Sleep is another hard topic too. As I mentioned before, we have struggled with bedtime for YEARS. After I was done fighting naps to happen, bed time was at 7:00pm. By the time 7pm rolled around, JP was ready and Ms. Gail just fell into that routine too. HD was ready for bed at that time too, but he struggled with falling asleep. When he was finally asleep, he would sleep for a good 11 hours. In fact we had a 7:00 bedtime up until we moved. HD needed that extra hour or so to get his body ready for sleep. It didn't matter what time bedtime was, it always took an extra hour, at least, to get him calmed down enough for sleep. Because of that, his neurologist recommended we try giving him a little bit of melatonin about half an hour before bedtime. BEDTIME WAS A BREEZE for the rest of the time we were in Missoula. Five minutes - ten minutes and he was OUT. Did I mention he was often sharing a room with JP + Ms. Gail + me? I wanted to shout in excitement! Bedtime overall has been much better in the last several months, even though I stopped giving him melatonin on a regular basis. Now I only use it when I can tell bedtime is going to be rough. Sometimes he'll even ask for it after trying to sleep for hour and is still awake.
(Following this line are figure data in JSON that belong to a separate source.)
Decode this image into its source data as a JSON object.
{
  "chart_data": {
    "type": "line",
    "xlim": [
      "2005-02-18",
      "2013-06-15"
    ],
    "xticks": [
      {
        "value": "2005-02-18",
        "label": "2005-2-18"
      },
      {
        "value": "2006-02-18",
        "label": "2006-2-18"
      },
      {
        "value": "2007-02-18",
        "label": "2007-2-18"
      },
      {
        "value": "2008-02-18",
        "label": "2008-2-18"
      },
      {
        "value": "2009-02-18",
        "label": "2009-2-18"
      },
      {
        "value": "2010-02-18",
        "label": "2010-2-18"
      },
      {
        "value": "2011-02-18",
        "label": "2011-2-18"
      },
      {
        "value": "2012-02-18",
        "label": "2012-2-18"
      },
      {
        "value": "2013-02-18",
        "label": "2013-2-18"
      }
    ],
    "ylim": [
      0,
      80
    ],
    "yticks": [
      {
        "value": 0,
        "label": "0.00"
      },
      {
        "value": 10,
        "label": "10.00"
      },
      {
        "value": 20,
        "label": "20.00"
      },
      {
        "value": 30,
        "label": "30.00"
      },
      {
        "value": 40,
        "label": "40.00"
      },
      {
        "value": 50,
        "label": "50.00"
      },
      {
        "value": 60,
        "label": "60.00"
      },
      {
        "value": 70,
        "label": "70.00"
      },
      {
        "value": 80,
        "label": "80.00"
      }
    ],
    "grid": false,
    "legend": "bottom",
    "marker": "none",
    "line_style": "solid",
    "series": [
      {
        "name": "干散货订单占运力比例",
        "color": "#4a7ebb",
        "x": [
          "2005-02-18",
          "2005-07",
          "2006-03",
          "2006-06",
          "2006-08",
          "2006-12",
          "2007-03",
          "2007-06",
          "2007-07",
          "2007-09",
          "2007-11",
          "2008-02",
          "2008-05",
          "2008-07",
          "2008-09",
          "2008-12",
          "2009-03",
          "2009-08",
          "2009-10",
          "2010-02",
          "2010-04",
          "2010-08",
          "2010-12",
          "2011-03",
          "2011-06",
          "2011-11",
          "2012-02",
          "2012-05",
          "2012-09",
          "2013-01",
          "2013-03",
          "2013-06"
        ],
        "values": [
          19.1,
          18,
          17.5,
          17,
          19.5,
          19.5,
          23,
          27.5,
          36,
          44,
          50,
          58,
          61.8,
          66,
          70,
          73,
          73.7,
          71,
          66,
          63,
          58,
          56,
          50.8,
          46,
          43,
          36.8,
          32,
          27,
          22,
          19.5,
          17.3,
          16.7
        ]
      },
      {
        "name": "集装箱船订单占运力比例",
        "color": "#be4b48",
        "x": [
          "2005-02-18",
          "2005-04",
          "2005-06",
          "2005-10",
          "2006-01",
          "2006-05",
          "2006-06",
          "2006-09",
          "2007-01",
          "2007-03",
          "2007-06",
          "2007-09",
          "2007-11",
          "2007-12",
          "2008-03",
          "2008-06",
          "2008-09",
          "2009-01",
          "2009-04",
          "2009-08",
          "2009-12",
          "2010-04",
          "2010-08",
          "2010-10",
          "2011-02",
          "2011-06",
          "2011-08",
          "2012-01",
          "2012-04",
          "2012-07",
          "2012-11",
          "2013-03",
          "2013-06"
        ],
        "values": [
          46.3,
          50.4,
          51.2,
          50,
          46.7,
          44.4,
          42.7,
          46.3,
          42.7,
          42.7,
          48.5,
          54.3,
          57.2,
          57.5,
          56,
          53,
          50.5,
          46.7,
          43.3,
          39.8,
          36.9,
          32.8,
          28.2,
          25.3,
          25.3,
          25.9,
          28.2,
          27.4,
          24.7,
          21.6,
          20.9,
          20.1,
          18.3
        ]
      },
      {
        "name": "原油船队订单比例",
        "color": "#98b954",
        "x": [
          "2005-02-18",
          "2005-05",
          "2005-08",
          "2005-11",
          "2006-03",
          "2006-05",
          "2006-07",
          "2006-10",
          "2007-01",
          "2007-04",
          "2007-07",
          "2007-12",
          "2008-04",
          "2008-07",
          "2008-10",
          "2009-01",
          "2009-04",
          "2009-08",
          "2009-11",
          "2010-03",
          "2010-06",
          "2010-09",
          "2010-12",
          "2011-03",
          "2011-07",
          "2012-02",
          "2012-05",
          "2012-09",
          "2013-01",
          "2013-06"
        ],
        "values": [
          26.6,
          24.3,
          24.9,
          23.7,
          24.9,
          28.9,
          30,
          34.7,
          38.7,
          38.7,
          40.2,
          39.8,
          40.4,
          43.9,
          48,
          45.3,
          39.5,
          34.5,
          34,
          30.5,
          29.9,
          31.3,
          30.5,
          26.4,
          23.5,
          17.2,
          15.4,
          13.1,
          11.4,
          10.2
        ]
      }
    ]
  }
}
Towards the end of our meeting, we touched on his social life. He's never really had a group of friends to play with - he usually just plays with everyone. In our discussion, and those vent sessions with Robin, it was made clear that he doesn't have the skill set yet to be able to build and maintain relationships. Often times on the playground, he'll play with kids but isn't able to pick up on their social cues that they've moved on to play something else. He's left playing by himself and he doesn't realize it.
Both HD and I were sad to have to move just as we were becoming accustomed to our new schedules and the changes we had implemented into our lives. I was nervous to start over again. Building trust is huge for OT's and their patients and it did take HD a little while to build that trust in Missoula, so to start over again was going to require a lot from HD. Moving and starting over can be really hard on kids, but I think overall he's adjusted as well as expected.